Yuno Rech dans : \"Le champ de la vacuité" a écrit:La découverte de Zazen
Pendant Zazen, concentrez-vous sur la position de vos mains. La main gauche est dans la main droite. Les pouces horizontaux forment un large ovale avec les index. Dans cette position, les mains ne saisissent rien, ne fabriquent rien et cela influence l’esprit qui à son tour ne saisit rien et ne fabrique rien. Les mains qui ne saisissent rien, qui sont largement ouvertes, peuvent tout recevoir. Inversement, le poing fermé ne peut rien recevoir, ne peut rien accueillir. Si on ne va pas jusqu’au bout de l’expiration, les poumons ne peuvent pas accueillir l’air frais ; vider ses poumons est la condition de la respiration.
En Zazen, ne pas s’attacher à ses pensées, les laisser passer sans les saisir, est la condition de l’apparition d’une pensée neuve, fraîche. Mais pour cela, il est important de passer par le point zéro de non-pensée, de retrouver un esprit vide, vacant.
Maître Wanshi nous dit : « Ce vide n’a pas en lui-même de caractéristiques. » C’est ce qui permet à toutes choses d’exister. Pour qu’une chose existe, il faut qu’il y ait de la place pour la recevoir, l’accueillir. Il faut qu’il y ait du vide. Mais si on fait du vide quelque chose de substanciel, si on commence à vouloir le définir, alors ce vide devient un nouvel objet d’attachement. C’est pourquoi la vacuité doit être pratiquée dans le lâcher-prise. Elle ne doit pas être saisie en elle-même.
Nagarjuna disait que le Bouddha enseignait la vacuité de toutes choses pour permettre aux êtres de se libérer de leurs attachements. Mais ceux qui s’attachent à la vacuité sont incurables. Par exemple, j’ai évoqué la vacuité de l’esprit comme le point de non-pensée qui permet d’accueillir une pensée neuve, fraîche. Le vide n’est pas seulement l’absence de pensées. Nos propres pensées sont elles-mêmes vides, sans substance fixe.
Nous pensons avec des mots, des notions qui n’ont de sens que l’un par rapport à l’autre. Un mot en lui-même ne veut rien dire, il n’a de sens que par rapport à d’autres mots. Donc les mots sont vides. Ils n’ont pas de substance ni de signification par eux-mêmes mais sont en relation avec d’autres paroles, d’autres mots. Si on parle d’illusion, ce mot prend un sens par rapport à l’éveil à la réalité telle qu’elle est : sans éveil, pas d’illusion, sans illusions, pas d’éveil.
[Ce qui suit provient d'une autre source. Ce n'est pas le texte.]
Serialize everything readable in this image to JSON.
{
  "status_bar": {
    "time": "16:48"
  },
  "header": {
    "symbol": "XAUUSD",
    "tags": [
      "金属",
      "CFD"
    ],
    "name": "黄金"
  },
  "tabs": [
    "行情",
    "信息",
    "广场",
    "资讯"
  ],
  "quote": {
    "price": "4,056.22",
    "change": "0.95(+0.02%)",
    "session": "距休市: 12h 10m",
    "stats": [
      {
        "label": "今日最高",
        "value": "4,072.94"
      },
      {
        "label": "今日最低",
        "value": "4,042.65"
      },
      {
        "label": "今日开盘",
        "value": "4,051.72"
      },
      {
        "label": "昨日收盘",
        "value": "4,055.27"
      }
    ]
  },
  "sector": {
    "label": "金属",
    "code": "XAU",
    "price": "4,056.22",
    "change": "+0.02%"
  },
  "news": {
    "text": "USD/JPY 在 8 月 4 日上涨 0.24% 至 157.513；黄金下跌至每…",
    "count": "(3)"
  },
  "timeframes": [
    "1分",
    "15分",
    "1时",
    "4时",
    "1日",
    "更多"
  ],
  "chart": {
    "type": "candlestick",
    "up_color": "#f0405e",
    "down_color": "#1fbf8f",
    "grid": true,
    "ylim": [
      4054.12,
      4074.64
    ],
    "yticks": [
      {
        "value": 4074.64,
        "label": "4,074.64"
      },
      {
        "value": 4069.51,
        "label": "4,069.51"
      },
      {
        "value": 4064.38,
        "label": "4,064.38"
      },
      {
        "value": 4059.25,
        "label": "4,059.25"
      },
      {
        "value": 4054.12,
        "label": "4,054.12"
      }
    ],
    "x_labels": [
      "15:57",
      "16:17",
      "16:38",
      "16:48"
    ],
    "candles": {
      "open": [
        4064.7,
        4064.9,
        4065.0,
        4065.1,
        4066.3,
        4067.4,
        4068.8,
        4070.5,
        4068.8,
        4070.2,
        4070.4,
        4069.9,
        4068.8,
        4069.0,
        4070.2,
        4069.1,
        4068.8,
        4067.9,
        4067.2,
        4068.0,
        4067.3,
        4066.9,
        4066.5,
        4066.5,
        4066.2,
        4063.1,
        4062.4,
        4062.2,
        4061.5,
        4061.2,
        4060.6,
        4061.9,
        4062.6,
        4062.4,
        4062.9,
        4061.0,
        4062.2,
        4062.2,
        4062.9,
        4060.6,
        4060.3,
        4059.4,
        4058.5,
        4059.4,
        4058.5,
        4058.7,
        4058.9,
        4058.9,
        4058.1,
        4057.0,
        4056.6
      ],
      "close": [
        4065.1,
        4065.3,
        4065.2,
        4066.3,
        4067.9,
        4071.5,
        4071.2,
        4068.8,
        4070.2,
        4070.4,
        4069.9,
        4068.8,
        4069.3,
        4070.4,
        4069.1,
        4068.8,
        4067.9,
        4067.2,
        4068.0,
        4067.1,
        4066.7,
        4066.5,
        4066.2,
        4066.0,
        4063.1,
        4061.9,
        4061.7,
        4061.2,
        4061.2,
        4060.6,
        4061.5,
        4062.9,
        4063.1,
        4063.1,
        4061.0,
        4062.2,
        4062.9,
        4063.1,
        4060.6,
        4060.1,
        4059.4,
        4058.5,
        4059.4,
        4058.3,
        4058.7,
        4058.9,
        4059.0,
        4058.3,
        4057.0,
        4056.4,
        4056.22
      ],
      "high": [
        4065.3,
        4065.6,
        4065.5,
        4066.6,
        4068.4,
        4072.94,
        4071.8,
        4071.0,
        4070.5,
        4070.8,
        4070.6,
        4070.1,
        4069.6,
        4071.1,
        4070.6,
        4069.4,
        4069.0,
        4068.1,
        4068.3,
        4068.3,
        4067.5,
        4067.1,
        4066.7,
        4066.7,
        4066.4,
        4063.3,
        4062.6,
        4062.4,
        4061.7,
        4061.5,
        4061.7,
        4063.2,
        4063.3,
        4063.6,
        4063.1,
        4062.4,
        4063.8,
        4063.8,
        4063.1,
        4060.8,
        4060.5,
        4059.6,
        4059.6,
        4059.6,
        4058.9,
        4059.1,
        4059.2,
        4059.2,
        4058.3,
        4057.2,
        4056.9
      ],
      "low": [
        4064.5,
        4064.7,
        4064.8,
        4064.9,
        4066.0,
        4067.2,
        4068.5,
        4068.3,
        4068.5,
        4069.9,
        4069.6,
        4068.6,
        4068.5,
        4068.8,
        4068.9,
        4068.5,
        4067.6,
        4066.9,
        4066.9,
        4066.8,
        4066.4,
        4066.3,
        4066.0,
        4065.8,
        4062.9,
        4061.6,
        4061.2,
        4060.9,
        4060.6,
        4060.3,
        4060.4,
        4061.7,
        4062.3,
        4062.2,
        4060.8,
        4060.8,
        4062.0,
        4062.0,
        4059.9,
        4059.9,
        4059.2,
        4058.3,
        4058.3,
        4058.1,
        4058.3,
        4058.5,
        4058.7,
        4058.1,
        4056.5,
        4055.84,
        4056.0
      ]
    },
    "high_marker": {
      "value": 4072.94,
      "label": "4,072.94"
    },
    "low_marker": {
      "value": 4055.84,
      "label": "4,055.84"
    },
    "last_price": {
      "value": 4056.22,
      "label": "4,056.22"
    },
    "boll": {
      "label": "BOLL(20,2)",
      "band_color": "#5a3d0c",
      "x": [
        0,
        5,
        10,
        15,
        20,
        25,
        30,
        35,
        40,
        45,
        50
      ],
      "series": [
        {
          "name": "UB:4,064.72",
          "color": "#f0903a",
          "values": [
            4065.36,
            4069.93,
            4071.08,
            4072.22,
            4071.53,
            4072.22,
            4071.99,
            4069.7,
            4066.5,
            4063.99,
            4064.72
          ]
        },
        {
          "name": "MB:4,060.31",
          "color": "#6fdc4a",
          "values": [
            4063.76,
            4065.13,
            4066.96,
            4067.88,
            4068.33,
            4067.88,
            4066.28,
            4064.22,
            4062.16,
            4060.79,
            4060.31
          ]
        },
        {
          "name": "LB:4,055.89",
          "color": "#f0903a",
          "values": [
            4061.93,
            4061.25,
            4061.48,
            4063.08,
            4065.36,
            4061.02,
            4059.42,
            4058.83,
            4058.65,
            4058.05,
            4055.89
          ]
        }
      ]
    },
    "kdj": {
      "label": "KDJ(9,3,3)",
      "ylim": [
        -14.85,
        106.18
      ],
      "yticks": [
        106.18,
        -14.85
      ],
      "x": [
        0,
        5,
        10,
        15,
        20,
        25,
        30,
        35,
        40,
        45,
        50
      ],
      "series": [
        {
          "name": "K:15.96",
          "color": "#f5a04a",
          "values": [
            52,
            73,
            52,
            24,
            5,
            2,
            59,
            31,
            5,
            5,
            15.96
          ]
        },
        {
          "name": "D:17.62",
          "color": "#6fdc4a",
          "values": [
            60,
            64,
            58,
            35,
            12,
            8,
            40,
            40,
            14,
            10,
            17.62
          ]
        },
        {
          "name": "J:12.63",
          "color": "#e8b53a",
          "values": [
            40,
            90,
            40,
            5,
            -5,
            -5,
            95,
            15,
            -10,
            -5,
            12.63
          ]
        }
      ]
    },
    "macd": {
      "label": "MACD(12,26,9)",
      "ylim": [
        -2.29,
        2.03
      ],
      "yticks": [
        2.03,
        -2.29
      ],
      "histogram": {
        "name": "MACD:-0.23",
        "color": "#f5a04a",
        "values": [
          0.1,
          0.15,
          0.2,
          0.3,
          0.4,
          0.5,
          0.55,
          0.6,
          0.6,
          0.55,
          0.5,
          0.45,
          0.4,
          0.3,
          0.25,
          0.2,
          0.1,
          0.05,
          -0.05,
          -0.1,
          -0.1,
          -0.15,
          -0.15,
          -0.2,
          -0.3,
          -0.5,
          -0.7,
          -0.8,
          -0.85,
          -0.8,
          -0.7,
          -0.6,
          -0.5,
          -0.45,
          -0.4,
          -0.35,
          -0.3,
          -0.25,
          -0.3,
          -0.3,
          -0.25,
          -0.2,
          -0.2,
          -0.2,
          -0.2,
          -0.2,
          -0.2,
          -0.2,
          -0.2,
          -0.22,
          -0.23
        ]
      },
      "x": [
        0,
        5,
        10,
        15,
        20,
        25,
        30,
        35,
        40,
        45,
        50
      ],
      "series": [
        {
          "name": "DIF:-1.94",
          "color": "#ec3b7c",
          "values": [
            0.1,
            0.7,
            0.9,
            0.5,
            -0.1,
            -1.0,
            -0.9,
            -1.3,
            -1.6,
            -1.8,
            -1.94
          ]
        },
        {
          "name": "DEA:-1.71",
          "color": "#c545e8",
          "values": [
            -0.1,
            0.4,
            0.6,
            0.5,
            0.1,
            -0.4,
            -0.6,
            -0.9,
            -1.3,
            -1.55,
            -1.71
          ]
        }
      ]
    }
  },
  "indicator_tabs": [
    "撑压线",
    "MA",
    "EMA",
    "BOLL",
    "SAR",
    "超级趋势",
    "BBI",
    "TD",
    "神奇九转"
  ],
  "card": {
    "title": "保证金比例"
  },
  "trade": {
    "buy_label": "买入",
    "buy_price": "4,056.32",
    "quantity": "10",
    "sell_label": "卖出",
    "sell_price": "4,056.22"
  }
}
Donc ces paroles sont vides. Cela ne veut pas dire qu’elles n’existent pas, mais que leur mode d’existence est d’être interdépendantes avec d’autres paroles.
Nous n’existons que dans l’interdépendance avec d’autres êtres. Ce mode d’existence qui est le nôtre, est aussi ce que l’on appelle vacuité. C’est le fait même de ne pas exister par soi-même. Mais ce n’est pas l’absence d’existence, c’est l’existence en relation. Aussi, rien ne demeure fixe.
En Zazen, on perçoit clairement que notre corps évolue du début à la fin du zazen. Même si on est immobile, les sensations changent. Même si on ne pense à rien volontairement, consciemment, l’esprit change sans cesse. Certains regrettent le changement, aimeraient bien trouver quelque chose de fixe sur quoi se reposer, s’appuyer, parce qu’ils ne voient dans le changement que la perte. Dans l’acceptation totale de cette impermanence qui implique notre totale interdépendance avec tous les êtres, cette perte nous permet d’accéder à autre chose, de nous transformer, de faire qu’un être humain ordinaire puisse devenir à tout instant un bouddha. Ceci n’est pas produit par zazen mais découvert par zazen. En ce sens, zazen est la découverte de ce que nous sommes depuis toujours.